St. Kilian Roman Catholic Church
In 1866/67, when the district was sparsely settled, Reverend J.J. Chisholm from Perth made visits to Ardoch. After his death, no priests came to the area for three years. Reverend C.A. McWilliams was the next to visit; he came to both Ardoch and Ompah. Other priests made a few visits including Father D. Mcrae, J.J. McCarthy, P.A. Twohey and M. Donohue.
The Reverend V.J. Killeen began making trips to Ardoch in 1889 from his parish in Bedford. He was instrumental in having St. Kilian church built in Ardoch in 1892. In later years, the rise in summer visitors made the small church inadequate, so in 1967 a new church, also called St. Kilian, was built across the road. The new church was used in the summer months and the original church was used in the winter. In recent years, the new church was winterized to be used year-round and the original was closed.
In 1900, a change was made and the mission was attended for 10 years by the Marist Fathers then living in Railton. The Fathers' names were:
G.M.B Bridonnaeu (1900)
Chas. Grenot (1903)
Bovens and others.
In 1910, Ardoch became a mission of Flinton and has been served by pastors from Flinton since that time. Father John Powell was the pastor from 1910 to 1916. Other pastors included:
Edgar Piche (1916-30)
W.J. Kinlin (1930-42)
Joe Collins (1942)
WM. J. Buckley (1942-49)
L. Lamarche (1949-52)
John Ferguson (1952-59)
Jas. McGarvey (1959-63)
Peter Murphy (1963-70)
Patrick Carty (1970)
Pictures in the church and the outside.
Pictures in the church and the outside.
St. John’s Anglican Church
Around 1866-67 when the area was sparsely populated,Rev. Dr. J.J. Chisholm of Perth made visits to Ardoch about four times a year. He visited lumber camps and offered Mass in settlers’ homes including at the Jacobi and George Weber houses in Ardoch.

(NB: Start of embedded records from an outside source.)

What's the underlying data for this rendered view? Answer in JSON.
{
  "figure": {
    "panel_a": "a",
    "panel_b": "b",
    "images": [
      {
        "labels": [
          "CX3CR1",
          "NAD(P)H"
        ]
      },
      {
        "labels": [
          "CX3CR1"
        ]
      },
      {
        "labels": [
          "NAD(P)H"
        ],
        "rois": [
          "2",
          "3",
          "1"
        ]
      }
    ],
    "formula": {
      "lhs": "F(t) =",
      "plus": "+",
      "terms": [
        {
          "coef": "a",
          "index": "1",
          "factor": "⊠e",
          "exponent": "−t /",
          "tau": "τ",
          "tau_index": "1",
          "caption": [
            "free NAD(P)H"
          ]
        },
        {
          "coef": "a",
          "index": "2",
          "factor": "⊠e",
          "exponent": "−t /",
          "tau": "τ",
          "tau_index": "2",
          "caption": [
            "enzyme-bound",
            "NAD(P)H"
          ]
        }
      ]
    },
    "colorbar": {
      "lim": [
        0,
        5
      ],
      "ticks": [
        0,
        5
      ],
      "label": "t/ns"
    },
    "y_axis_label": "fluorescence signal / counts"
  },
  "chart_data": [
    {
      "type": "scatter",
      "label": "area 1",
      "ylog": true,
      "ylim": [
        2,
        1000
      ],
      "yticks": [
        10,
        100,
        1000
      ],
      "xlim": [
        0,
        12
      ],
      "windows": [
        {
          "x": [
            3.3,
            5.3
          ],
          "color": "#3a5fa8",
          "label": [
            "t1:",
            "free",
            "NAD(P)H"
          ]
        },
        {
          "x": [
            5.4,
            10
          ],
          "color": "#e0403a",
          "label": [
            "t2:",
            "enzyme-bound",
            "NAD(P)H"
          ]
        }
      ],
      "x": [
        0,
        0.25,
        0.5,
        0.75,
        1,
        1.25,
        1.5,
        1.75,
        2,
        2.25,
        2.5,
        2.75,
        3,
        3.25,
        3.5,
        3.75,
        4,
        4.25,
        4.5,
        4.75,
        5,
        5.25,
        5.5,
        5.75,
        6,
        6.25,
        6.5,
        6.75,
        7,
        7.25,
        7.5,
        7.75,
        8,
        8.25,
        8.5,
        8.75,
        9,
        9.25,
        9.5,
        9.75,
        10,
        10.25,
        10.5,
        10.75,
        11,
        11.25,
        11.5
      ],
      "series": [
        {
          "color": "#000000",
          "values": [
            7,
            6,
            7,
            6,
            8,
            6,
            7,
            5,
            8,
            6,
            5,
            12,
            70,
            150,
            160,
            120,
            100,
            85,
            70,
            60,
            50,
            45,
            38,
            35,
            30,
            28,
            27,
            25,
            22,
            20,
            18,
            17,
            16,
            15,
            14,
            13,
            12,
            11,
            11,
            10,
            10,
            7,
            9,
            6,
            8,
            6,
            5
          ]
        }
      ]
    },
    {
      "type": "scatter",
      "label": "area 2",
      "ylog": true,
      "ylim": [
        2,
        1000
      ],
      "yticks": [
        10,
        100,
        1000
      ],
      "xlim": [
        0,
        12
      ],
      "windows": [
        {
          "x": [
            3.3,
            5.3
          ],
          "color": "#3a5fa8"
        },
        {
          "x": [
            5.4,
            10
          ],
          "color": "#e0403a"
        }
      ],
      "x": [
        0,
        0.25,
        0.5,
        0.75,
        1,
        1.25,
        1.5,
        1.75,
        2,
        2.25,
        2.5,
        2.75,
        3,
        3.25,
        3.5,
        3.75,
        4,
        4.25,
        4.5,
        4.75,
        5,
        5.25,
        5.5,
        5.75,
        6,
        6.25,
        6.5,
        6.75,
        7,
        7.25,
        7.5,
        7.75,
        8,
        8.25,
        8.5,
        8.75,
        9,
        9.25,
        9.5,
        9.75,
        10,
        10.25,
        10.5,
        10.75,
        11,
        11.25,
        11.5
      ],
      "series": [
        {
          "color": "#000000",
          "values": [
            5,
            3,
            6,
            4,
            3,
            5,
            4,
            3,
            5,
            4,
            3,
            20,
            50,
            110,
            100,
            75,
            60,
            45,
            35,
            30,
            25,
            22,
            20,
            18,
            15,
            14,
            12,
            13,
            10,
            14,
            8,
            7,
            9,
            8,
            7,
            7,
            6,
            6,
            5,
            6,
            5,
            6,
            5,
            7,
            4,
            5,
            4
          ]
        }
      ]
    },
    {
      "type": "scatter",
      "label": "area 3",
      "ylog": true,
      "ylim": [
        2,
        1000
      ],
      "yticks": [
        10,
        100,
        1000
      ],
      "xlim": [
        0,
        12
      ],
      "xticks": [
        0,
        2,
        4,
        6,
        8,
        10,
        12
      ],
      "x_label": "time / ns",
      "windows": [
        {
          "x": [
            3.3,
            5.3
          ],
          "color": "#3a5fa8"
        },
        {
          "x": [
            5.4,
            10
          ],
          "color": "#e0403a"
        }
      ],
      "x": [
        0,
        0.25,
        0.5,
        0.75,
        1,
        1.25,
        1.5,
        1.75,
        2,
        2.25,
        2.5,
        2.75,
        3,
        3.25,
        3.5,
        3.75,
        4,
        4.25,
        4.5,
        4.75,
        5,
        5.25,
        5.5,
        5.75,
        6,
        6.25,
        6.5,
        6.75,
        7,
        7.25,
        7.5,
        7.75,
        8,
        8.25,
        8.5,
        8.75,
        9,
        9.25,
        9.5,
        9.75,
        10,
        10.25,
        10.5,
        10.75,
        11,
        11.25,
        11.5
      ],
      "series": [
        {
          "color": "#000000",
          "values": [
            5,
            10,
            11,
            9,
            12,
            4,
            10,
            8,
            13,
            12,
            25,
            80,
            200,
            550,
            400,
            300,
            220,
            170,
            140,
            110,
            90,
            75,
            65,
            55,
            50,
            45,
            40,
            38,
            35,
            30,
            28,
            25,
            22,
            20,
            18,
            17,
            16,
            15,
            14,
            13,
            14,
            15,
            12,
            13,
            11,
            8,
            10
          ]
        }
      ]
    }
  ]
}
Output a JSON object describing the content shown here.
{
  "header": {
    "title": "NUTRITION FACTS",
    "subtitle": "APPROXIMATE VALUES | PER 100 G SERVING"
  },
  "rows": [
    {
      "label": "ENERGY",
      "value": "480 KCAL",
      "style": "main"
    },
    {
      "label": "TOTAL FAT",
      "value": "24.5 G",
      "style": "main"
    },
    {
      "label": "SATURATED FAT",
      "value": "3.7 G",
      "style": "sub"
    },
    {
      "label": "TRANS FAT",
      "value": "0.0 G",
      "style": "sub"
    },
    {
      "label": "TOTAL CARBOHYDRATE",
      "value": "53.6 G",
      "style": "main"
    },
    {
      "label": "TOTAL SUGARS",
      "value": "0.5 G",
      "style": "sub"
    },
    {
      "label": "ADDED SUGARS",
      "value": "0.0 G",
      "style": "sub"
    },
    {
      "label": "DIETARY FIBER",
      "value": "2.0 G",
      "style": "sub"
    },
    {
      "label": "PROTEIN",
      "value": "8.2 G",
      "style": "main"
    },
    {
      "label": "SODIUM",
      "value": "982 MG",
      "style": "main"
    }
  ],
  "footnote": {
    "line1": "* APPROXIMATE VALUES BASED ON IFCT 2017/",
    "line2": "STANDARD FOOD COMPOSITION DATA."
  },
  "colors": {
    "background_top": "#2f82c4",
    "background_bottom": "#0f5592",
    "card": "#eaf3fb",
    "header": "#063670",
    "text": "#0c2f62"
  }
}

Prior to 1894 Ardoch and Ompah did not have Anglican Church buildings. With pressure from the Minister, G.W. Dawson who arrived in the Buckshot area in 1877, built two additional churches in 1894- St. John’s Church in Ardoch and All Saint’s Church in Ompah. From Alex Munro’s diary in the year 1903, it was determined that the members of Ardoch church built a fence around the grounds of St. John’s and George Hermer and Jos. Schonauer (both of Roman Catholic faith) built a shed for churchgoers.
There were key people in each of the churches who raised funds for maintenance. At St. John’s, there were annual turkey raffles at Christmas, quilt-making for raffles, and many church suppers. In order to have funds for major renovations, they established a memorial fund where each family in the congregation had the opportunity to donate $100 in memory of their family. At St. John’s, in later years, there were four ladies who led the fundraising efforts: Winnie Martin, Anne Hamilton, Ina Watkins and Allie Mieske.
In 1994 the outside of the church was painted for its 100th anniversary; in 1995 a railing was added on to the steps compliments of Bill McDonald; and in 1996 the inside of the church was painted for only the second time since it was built. In 1996 the organ was tuned for the first time. In the 2000s attendance was low and joint services were held with the Plevna church. Then St. John’s was open only for summer services. In recent years, the church has been used for special services only.
Section School (S.S.) #1
The original, a log school, was located on the east side of the Frontenac Road, where the hydro line crosses the road about a quarter of a mile south of Swamp Creek. It was in operation in 1867. In 1868, the teacher was Emily Knowlton. The log school was replaced in 1898 by a frame school about three quarters of a mile south of the original school and on the opposite side of the road. This school was built by Frank Gorr and is now a private residence. The original school was converted to a blacksmith shop by Wm Hermer and used for several years.
Section School (S.S.) #3
The original section school was a log school along the Frontenac Road about a mile south of Ardoch. It was operating in 1867, but no teacher was reported for 1868 and it was abandoned. A new frame school house was built on the Smith Road immediately west of the Frontenac Road and is now a private residence.